Barry Bingham, Sr., was one of this country's most influential journalists. Under his half-century of leadership, the Louisville Courier-Journal became one of America's leading newspapers, as attested by six Pulitzer Prizes. In this illuminating oral history, Samuel Thomas weaves together excerpts from more than a dozen interviews with Bingham, along with selections from his writings and comments by his wife, Mary Caperton Bingham.
Barry Bingham's influence was voiced principally through newspaper journalism, but, besides owning the Courier-Journal and its evening companion, the Louisville Times, the family enterprises included WHAS radio and television and Standard Gravure Corporation, which also produced Sunday supplements for dozens of newspapers. Bingham's enterprises laid on the doorsteps of Kentuckians, and brought to them over the airwaves, insightful reporting and examination of state and local matters as well as in-depth coverage of national and world events.

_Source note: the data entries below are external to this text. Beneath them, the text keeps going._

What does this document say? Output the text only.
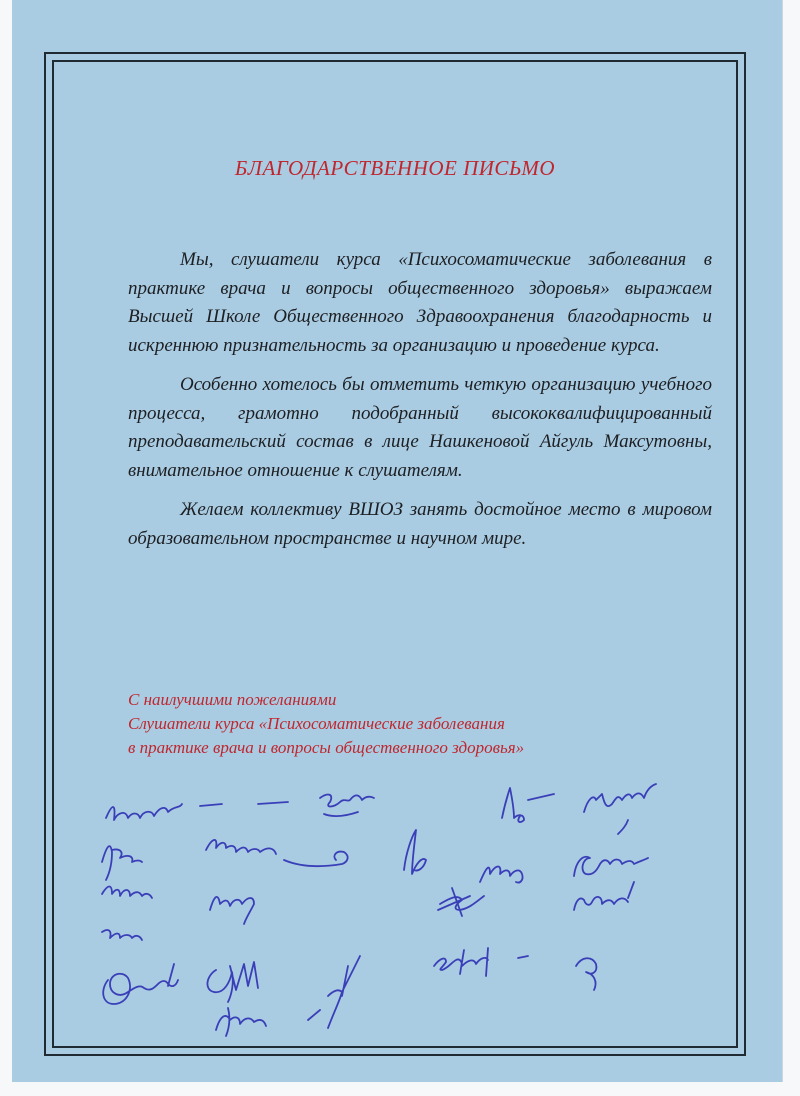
БЛАГОДАРСТВЕННОЕ ПИСЬМО

Мы, слушатели курса «Психосоматические заболевания в практике врача и вопросы общественного здоровья» выражаем Высшей Школе Общественного Здравоохранения благодарность и искреннюю признательность за организацию и проведение курса.

Особенно хотелось бы отметить четкую организацию учебного процесса, грамотно подобранный высококвалифицированный преподавательский состав в лице Нашкеновой Айгуль Максутовны, внимательное отношение к слушателям.

Желаем коллективу ВШОЗ занять достойное место в мировом образовательном пространстве и научном мире.

С наилучшими пожеланиями
Слушатели курса «Психосоматические заболевания
в практике врача и вопросы общественного здоровья»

Bingham espoused many causes, including mental health, military preparedness, press freedom, and liberal politics. He championed civil rights, the performing arts, better education, historic preservation, and land conservation.
By training and predilection, Bingham was first and foremost a writer, but he was equally articulate as a conversationalist and public speaker. His recorded interviews, excerpted here, are clear and concise, expressive and informative. From these selections emerges a portrait of a man of extraordinary vision who used his wealth and power for the good of his community, his state, and his nation.